Cuando el embajador de Portugal le había hecho el encargo, pensó enseguida en
la casa que se encontraba justo enfrente de la plaza de las Platerías, al comienzo de la
rúa del Villar. Era una casona sobria, con muros de fortaleza y digna de un rey. En
tiempos había sido aposento del arzobispo.
Confiaba en que todo fuese del agrado del nuevo propietario, e incluso albergaba
la esperanza de ser designado responsable de la administración. No sabía de quién se
trataba; sería alguien que querría retirarse allí, cerca de la tumba del Apóstol, en un
viaje sin retorno por el Camino como peregrino eterno. Muy importantes debían ser
los favores que el Apóstol le habría concedido para permanecer allí de por vida.
Quizá la victoria en una gran batalla, quizás haber salvado la vida en una
emboscada… Viajaba sin su esposa y, siendo extranjero, necesitaría a alguien que le
llevase todo lo relativo a la casa y a la guardia. Dinero no parecía faltarle.
La comitiva se acercaba por la rúa del Villar; los hombres a caballo precedían a
los carros. Todo estaba listo para servir una buena cena, y las habitaciones dispuestas.
Sin necesidad de que dijesen nada, enseguida supo quién era el propietario; no era su
caballo, ni su forma de vestir… eran sus ojos; transmitían solemnidad. Antes de que
el señor hubiese llegado, la guardia que lo acompañaba se adelantó y desmontó,
vigilando atentamente a toda la hilera de sirvientes que esperaban.
Sergio se dirigió hacia él y, al tiempo que titubeaba «Señor…», trató de ayudarlo
a desmontar, pero cuando quiso darse cuenta ya estaba a pie a su lado.
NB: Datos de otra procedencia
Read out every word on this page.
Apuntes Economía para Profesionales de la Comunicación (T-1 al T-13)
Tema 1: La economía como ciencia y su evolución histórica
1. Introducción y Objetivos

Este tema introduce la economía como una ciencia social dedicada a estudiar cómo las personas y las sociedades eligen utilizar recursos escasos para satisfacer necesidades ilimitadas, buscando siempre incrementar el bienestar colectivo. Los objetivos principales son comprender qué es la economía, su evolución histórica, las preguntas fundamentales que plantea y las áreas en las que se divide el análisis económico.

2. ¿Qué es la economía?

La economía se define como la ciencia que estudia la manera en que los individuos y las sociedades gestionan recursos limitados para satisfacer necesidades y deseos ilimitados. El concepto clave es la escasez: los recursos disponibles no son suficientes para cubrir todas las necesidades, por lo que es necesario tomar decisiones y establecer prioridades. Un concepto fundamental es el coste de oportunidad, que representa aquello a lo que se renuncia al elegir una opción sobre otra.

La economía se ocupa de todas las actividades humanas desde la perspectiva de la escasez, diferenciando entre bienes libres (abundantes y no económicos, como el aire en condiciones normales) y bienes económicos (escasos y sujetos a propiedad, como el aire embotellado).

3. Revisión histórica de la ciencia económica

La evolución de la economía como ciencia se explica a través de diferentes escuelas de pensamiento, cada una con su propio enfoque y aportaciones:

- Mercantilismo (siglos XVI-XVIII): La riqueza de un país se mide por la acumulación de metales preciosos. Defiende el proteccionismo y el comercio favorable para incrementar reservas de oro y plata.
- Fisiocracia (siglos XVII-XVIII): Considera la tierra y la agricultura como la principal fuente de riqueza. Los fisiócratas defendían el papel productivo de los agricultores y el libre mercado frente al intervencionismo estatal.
—¿Es esa la puerta sur de la catedral? —preguntó sin ni siquiera reparar en la
casa, dirigiendo su mirada hacia el majestuoso edificio. Sin dar tiempo a Sergio a
contestar, se encaminó con paso rápido hacia la puerta. Los tres caballeros lo
siguieron y detrás toda la guardia. Sergio decidió hacerlo también. El señor subió las
escaleras rápidamente y se quedó inmóvil delante del arco izquierdo de la puerta; sus
tres acompañantes se quedaron unas brazas detrás. En silencio, mantuvo su mirada
fija durante mucho rato en aquel arco. Sergio sintió que algo importante sucedía. Le
pareció que el aire se volvía denso y pesado; el tiempo se eternizó. Nadie se atrevía a
hablar. El señor y los tres caballeros no separaban su mirada de la puerta. Los
guardias tenían la misma sensación de respeto que Sergio ante no sabía qué.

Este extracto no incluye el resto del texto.